More probability

[frusic]

The committee has 7 members. 10 parents, 5 teens, 4 adults without children.

What is the probability that the adults without children are all on the same committee?

I've got that adults without children make up 21% of the eligible committee members, I'm not sure if that's relevant or where to go from there if it is

 

[soroban]

Hello, frusic!

You left out a key phrase . . .

The committee has 7 members selected from 10 parents, 5 teens, 4 adults without children.

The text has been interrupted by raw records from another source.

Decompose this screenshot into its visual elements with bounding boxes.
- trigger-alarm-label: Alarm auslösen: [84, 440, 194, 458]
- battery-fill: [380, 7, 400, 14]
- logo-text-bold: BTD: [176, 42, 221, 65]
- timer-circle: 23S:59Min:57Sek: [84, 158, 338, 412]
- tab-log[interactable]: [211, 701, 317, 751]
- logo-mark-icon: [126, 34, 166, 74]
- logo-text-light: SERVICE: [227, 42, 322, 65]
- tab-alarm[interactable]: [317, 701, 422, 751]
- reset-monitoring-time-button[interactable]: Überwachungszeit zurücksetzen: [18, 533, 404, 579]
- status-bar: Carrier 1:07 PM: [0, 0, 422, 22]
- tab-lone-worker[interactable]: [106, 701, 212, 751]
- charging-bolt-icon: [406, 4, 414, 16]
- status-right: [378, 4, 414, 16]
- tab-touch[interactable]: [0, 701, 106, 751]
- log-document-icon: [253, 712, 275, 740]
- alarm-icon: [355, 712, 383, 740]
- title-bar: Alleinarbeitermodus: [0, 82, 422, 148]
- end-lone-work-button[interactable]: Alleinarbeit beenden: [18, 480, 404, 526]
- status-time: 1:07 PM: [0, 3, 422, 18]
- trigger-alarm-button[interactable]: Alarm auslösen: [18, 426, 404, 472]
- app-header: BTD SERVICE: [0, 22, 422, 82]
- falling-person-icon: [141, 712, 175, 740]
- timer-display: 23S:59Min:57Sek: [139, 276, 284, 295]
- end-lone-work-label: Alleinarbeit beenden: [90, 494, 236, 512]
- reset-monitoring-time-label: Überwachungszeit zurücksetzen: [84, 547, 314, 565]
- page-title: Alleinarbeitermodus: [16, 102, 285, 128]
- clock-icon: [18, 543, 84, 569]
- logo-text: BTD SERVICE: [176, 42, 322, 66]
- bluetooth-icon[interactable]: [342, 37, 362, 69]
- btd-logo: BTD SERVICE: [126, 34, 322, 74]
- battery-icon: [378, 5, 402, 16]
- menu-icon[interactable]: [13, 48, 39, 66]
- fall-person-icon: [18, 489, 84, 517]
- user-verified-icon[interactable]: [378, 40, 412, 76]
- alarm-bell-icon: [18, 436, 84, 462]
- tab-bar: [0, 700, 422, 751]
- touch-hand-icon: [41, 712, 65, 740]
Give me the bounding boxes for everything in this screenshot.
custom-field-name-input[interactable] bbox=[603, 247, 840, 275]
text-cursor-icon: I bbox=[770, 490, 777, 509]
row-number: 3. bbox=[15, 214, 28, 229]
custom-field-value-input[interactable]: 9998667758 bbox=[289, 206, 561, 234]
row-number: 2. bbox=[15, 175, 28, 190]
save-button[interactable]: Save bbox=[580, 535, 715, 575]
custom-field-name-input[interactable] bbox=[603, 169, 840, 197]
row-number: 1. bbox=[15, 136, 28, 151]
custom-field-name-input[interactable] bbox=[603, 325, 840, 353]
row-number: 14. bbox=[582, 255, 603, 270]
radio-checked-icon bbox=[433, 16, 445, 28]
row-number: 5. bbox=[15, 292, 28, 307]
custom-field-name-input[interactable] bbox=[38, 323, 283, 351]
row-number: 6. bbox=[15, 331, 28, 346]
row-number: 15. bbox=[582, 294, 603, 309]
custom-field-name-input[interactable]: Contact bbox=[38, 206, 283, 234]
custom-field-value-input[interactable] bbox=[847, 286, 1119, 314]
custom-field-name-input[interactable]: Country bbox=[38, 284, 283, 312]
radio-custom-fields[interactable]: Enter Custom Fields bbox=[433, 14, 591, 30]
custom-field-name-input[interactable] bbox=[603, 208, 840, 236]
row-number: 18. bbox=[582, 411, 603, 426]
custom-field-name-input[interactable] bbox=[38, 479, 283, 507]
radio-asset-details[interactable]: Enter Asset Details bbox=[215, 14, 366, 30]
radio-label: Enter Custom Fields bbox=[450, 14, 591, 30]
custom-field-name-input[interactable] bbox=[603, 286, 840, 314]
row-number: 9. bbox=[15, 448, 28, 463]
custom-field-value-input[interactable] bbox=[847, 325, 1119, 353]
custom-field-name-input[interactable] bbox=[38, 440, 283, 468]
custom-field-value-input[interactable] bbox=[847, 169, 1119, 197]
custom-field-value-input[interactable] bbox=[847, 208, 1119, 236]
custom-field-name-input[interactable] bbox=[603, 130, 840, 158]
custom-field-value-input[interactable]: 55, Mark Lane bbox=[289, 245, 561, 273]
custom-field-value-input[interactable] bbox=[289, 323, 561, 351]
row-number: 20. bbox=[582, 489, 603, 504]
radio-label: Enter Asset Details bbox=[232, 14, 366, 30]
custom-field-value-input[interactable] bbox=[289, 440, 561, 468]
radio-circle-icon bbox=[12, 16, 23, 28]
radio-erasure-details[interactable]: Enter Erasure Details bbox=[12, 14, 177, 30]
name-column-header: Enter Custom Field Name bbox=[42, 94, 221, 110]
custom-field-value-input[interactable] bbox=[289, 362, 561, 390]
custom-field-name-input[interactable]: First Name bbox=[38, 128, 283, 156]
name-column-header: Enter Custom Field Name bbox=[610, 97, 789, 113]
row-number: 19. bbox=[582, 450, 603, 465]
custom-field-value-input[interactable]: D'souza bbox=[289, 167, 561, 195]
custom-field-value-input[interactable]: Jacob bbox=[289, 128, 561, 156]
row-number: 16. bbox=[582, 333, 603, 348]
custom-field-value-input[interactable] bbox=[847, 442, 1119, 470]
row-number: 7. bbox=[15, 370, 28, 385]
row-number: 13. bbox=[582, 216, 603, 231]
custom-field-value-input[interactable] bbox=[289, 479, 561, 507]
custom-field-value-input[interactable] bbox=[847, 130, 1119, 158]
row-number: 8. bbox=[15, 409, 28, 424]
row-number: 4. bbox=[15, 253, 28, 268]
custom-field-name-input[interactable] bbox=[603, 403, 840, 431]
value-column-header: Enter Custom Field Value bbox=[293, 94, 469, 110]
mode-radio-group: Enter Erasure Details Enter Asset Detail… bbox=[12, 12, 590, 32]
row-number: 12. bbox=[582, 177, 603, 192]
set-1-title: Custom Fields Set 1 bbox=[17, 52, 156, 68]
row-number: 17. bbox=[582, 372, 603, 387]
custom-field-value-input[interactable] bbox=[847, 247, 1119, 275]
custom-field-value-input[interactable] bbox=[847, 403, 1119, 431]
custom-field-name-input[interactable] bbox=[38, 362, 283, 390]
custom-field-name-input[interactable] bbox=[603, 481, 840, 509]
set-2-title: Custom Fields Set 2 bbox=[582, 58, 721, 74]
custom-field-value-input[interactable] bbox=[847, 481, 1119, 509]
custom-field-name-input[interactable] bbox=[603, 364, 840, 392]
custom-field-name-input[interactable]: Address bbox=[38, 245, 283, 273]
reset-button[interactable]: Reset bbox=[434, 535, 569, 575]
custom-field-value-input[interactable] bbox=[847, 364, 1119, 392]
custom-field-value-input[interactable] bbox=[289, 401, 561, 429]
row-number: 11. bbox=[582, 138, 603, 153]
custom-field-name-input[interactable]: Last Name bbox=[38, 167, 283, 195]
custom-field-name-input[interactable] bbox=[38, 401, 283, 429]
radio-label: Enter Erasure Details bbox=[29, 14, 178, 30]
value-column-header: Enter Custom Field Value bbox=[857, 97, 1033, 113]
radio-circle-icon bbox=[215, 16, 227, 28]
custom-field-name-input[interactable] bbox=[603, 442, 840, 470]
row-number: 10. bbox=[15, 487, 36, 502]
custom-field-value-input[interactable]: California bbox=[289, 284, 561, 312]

What is the probability that the adults without children are all on the same committee?

There are 19 people and 7 will be selected.
. . There are \(\displaystyle C(19,7)\:=\:\frac{19!}{7!\,12!}\;=\;50,388\) choices.

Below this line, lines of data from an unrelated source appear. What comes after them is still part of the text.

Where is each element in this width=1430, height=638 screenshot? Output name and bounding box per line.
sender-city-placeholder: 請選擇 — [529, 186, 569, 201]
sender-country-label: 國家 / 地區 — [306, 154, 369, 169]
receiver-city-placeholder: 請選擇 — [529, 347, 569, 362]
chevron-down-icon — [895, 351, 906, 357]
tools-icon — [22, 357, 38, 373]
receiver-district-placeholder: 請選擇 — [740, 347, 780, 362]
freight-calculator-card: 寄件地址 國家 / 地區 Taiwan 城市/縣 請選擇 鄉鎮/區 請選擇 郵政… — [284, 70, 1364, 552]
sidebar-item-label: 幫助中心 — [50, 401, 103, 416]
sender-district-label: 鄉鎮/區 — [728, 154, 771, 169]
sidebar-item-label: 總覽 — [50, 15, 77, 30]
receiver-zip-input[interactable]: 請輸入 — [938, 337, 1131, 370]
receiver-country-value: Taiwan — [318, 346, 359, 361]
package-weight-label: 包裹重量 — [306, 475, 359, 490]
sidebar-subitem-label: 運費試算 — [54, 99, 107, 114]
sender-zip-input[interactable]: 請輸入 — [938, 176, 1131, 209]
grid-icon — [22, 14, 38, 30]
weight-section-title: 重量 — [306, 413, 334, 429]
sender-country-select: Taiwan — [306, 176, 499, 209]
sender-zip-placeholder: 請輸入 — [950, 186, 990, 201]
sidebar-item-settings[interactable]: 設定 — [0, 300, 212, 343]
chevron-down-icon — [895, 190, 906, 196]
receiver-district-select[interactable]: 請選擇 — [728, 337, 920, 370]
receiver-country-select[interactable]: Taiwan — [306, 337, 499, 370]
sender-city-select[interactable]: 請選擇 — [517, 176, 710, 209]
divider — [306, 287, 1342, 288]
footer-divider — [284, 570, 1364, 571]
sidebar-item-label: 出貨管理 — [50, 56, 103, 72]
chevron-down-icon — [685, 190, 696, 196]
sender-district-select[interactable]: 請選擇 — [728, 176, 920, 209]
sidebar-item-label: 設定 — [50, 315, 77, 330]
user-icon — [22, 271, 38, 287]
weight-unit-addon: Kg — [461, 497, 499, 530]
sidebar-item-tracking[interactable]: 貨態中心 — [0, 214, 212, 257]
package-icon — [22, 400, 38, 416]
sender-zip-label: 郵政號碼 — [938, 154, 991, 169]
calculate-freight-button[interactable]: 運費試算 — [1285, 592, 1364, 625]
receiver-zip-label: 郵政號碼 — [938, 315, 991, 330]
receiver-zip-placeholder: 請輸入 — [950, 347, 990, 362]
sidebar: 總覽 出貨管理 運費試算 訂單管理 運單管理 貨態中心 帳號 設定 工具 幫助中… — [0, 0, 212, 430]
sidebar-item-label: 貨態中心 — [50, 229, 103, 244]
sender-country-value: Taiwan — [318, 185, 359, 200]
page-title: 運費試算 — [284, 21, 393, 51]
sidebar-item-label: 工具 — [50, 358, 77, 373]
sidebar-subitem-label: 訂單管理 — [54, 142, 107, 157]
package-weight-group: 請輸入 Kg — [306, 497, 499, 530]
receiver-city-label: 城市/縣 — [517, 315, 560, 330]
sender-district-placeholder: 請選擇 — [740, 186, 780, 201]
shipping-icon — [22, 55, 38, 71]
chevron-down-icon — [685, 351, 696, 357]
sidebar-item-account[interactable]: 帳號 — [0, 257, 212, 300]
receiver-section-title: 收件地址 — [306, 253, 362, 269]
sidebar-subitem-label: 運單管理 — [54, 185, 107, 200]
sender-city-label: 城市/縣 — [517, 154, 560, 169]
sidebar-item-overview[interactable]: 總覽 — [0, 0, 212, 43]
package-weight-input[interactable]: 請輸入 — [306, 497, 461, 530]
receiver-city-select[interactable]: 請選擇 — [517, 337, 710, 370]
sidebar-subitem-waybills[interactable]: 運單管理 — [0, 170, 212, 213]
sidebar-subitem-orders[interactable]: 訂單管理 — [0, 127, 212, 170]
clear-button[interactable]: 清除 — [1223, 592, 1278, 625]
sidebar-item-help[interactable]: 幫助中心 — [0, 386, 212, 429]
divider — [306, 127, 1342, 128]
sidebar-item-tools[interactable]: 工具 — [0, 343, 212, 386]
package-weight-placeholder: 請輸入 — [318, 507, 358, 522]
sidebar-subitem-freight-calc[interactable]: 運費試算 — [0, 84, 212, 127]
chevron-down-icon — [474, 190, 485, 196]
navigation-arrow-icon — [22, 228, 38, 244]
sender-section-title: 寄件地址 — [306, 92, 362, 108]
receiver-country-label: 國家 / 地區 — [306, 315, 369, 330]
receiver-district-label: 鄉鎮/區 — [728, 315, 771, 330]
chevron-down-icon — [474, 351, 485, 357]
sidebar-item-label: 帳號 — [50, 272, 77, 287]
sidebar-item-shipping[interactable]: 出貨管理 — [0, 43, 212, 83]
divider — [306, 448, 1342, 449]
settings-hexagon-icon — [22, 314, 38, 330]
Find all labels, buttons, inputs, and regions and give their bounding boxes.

If all 4 Adults are on the committe, the other 3 member are chosen from the 15 Others.
. . There are \(\displaystyle C(15,3)\:=\:\frac{15!}{3!\,12!}\:=\:455\) choices.

Therefore, \(\displaystyle P(\text{4 adults})\;\L=\;\frac{455}{50,388}\:=\:\frac{35}{3876}\)

 

[galactus]

I would think you would use 4 choices from the 4 adults without kids multiplied by 3 choices from the remaining 15 people, all divided by 7 choices from the total of 19 people.

\(\displaystyle \frac{C(4,4)C(15,3)}{C(19,7)}=.9%\) chance that all 4 non-kid adults will be on the committee.